Jobs’ story begins in a garage in 1976, where he and Steve Wozniak built the first Apple computer. By 1985, however, his tenure at the company he co-founded was in jeopardy. A power struggle with John Sculley, then-CEO and a former Pepsi executive, led to Jobs’ ouster from the Macintosh division. The fallout was dramatic: Jobs stormed out, leaving behind a company he believed was losing its way. His departure wasn’t clean—he later claimed he was fired, while Sculley insisted Jobs resigned.

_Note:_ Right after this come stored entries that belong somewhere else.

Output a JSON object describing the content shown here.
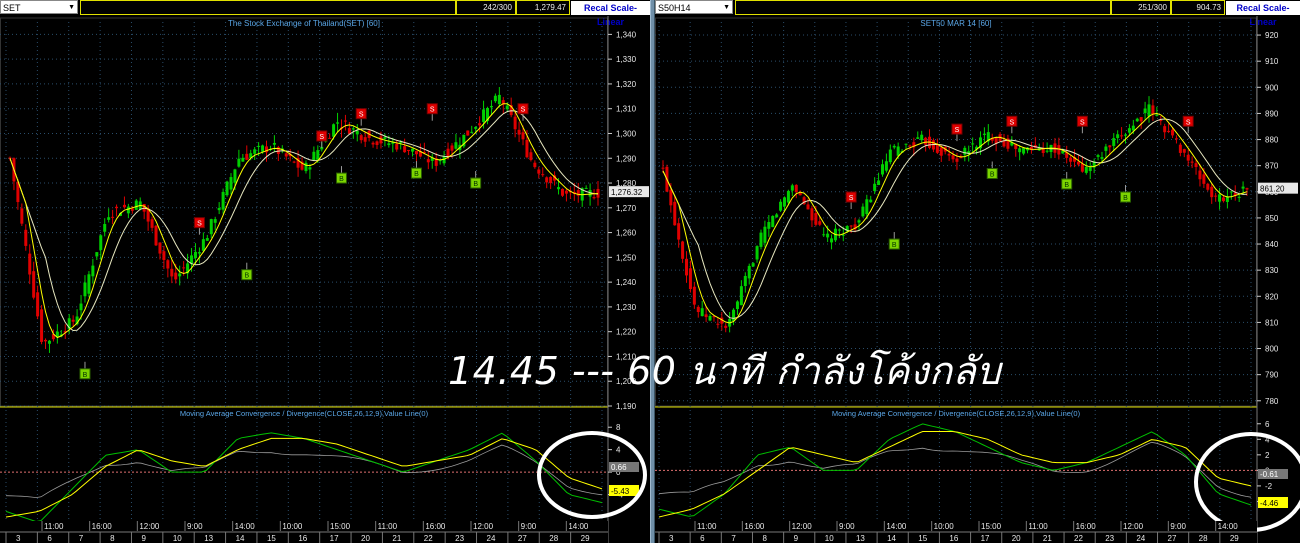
{
  "left": {
    "symbol": "SET",
    "box_counter": "242/300",
    "box_last": "1,279.47",
    "recal_label": "Recal Scale-Linear",
    "price_title": "The Stock Exchange of Thailand(SET) [60]",
    "macd_title": "Moving Average Convergence / Divergence(CLOSE,26,12,9),Value Line(0)",
    "last_price_label": "1,276.32",
    "price_ticks": [
      "1,340",
      "1,330",
      "1,320",
      "1,310",
      "1,300",
      "1,290",
      "1,280",
      "1,270",
      "1,260",
      "1,250",
      "1,240",
      "1,230",
      "1,220",
      "1,210",
      "1,200",
      "1,190"
    ],
    "macd_ticks": [
      "8",
      "4",
      "0",
      "-4"
    ],
    "macd_value_1": "0.66",
    "macd_value_2": "-5.43",
    "time_labels": [
      "11:00",
      "16:00",
      "12:00",
      "9:00",
      "14:00",
      "10:00",
      "15:00",
      "11:00",
      "16:00",
      "12:00",
      "9:00",
      "14:00"
    ],
    "date_labels": [
      "3",
      "6",
      "7",
      "8",
      "9",
      "10",
      "13",
      "14",
      "15",
      "16",
      "17",
      "20",
      "21",
      "22",
      "23",
      "24",
      "27",
      "28",
      "29"
    ],
    "buy_label": "B",
    "sell_label": "S"
  },
  "right": {
    "symbol": "S50H14",
    "box_counter": "251/300",
    "box_last": "904.73",
    "recal_label": "Recal Scale-Linear",
    "price_title": "SET50 MAR 14  [60]",
    "macd_title": "Moving Average Convergence / Divergence(CLOSE,26,12,9),Value Line(0)",
    "last_price_label": "861.20",
    "price_ticks": [
      "920",
      "910",
      "900",
      "890",
      "880",
      "870",
      "860",
      "850",
      "840",
      "830",
      "820",
      "810",
      "800",
      "790",
      "780"
    ],
    "macd_ticks": [
      "6",
      "4",
      "2",
      "0",
      "-2",
      "-4"
    ],
    "macd_value_1": "-0.61",
    "macd_value_2": "-4.46",
    "time_labels": [
      "11:00",
      "16:00",
      "12:00",
      "9:00",
      "14:00",
      "10:00",
      "15:00",
      "11:00",
      "16:00",
      "12:00",
      "9:00",
      "14:00"
    ],
    "date_labels": [
      "3",
      "6",
      "7",
      "8",
      "9",
      "10",
      "13",
      "14",
      "15",
      "16",
      "17",
      "20",
      "21",
      "22",
      "23",
      "24",
      "27",
      "28",
      "29"
    ],
    "buy_label": "B",
    "sell_label": "S"
  },
  "overlay_text": "14.45 --- 60 นาที กำลังโค้งกลับ",
  "colors": {
    "up": "#00d000",
    "down": "#e00000",
    "ma_fast": "#ffff00",
    "ma_slow": "#e8e8c0",
    "macd": "#00c000",
    "signal": "#ffff00",
    "grid": "#2a4d6a",
    "axis": "#e0e000"
  },
  "chart_data": [
    {
      "type": "line",
      "title": "The Stock Exchange of Thailand(SET) [60]",
      "xlabel": "",
      "ylabel": "",
      "ylim": [
        1190,
        1345
      ],
      "grid": true,
      "x": [
        "3",
        "6",
        "7",
        "8",
        "9",
        "10",
        "13",
        "14",
        "15",
        "16",
        "17",
        "20",
        "21",
        "22",
        "23",
        "24",
        "27",
        "28",
        "29"
      ],
      "series": [
        {
          "name": "SET",
          "values": [
            1290,
            1215,
            1225,
            1268,
            1272,
            1240,
            1258,
            1290,
            1295,
            1285,
            1305,
            1298,
            1295,
            1288,
            1300,
            1315,
            1288,
            1275,
            1276
          ]
        }
      ],
      "last": 1276.32
    },
    {
      "type": "line",
      "title": "Moving Average Convergence / Divergence(CLOSE,26,12,9),Value Line(0)",
      "ylim": [
        -8,
        10
      ],
      "x": [
        "3",
        "6",
        "7",
        "8",
        "9",
        "10",
        "13",
        "14",
        "15",
        "16",
        "17",
        "20",
        "21",
        "22",
        "23",
        "24",
        "27",
        "28",
        "29"
      ],
      "series": [
        {
          "name": "",
          "values": [
            -7,
            -9,
            -3,
            3,
            4,
            0,
            0,
            6,
            7,
            6,
            4,
            2,
            0,
            2,
            4,
            7,
            2,
            -4,
            -5.43
          ]
        },
        {
          "name": "",
          "values": [
            -8,
            -7,
            -4,
            1,
            4,
            2,
            1,
            4,
            6,
            6,
            5,
            3,
            1,
            2,
            3,
            6,
            4,
            -1,
            -3
          ]
        }
      ]
    },
    {
      "type": "line",
      "title": "SET50 MAR 14  [60]",
      "ylim": [
        778,
        925
      ],
      "grid": true,
      "x": [
        "3",
        "6",
        "7",
        "8",
        "9",
        "10",
        "13",
        "14",
        "15",
        "16",
        "17",
        "20",
        "21",
        "22",
        "23",
        "24",
        "27",
        "28",
        "29"
      ],
      "series": [
        {
          "name": "S50H14",
          "values": [
            868,
            815,
            808,
            842,
            863,
            842,
            848,
            875,
            880,
            872,
            882,
            876,
            877,
            868,
            880,
            892,
            876,
            857,
            861
          ]
        }
      ],
      "last": 861.2
    },
    {
      "type": "line",
      "title": "Moving Average Convergence / Divergence(CLOSE,26,12,9),Value Line(0)",
      "ylim": [
        -6,
        7
      ],
      "x": [
        "3",
        "6",
        "7",
        "8",
        "9",
        "10",
        "13",
        "14",
        "15",
        "16",
        "17",
        "20",
        "21",
        "22",
        "23",
        "24",
        "27",
        "28",
        "29"
      ],
      "series": [
        {
          "name": "",
          "values": [
            -5,
            -6,
            -3,
            2,
            3,
            0,
            0,
            4,
            6,
            5,
            3,
            1,
            0,
            1,
            3,
            5,
            2,
            -3,
            -4.46
          ]
        },
        {
          "name": "",
          "values": [
            -6,
            -5,
            -3,
            0,
            3,
            2,
            1,
            3,
            5,
            5,
            4,
            2,
            1,
            1,
            2,
            4,
            3,
            -1,
            -2
          ]
        }
      ]
    }
  ]
}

The aftermath saw Jobs founding NeXT, a high-end computer company that struggled until Apple acquired it in 1996.
The second act of Jobs’ Apple comeback began in 1997, when the company’s board, desperate to turn things around, brought him back as interim CEO. What followed was a decade of unparalleled transformation: the iMac, the iPod, the iPhone, and the iPad. The iPhone in 2007 wasn’t just a product—it was a reinvention of an entire industry. Jobs’ ability to marry simplicity with groundbreaking technology set a standard that still defines Apple today.
Yet his influence extends beyond products. Under Tim Cook, who took the helm in 2011, Apple has shifted from a culture of radical innovation to one of refinement and operational excellence. Cook’s leadership has prioritized supply chain mastery, services growth, and sustained profitability—qualities Jobs himself admired but didn’t always execute. Still, the tension between the two eras is palpable: Jobs was a risk-taker who thrived on bold bets, while Cook’s Apple is a machine of precision, where even incremental upgrades (like the iPhone 16e) are treated as major events.
The question lingers: Would Jobs have approved of today’s Apple? The company he built is now the most valuable in the world, but its trajectory under Cook reflects a different philosophy—one where stability and scalability often trump the kind of moonshot thinking that defined Jobs’ era. Yet his ghost remains, not just in the products, but in the culture. Apple’s insistence on vertical integration, its obsession with design, and its refusal to compromise on user experience are all hallmarks of Jobs’ legacy.
As Apple prepares for another wave of products—rumored to include refinements to the iPhone lineup and potential upgrades to the M-series MacBooks—it’s worth asking how much of that future is shaped by the man who once declared, ‘Stay hungry, stay foolish.’ Today, on what would have been his 71st birthday, that question feels more relevant than ever.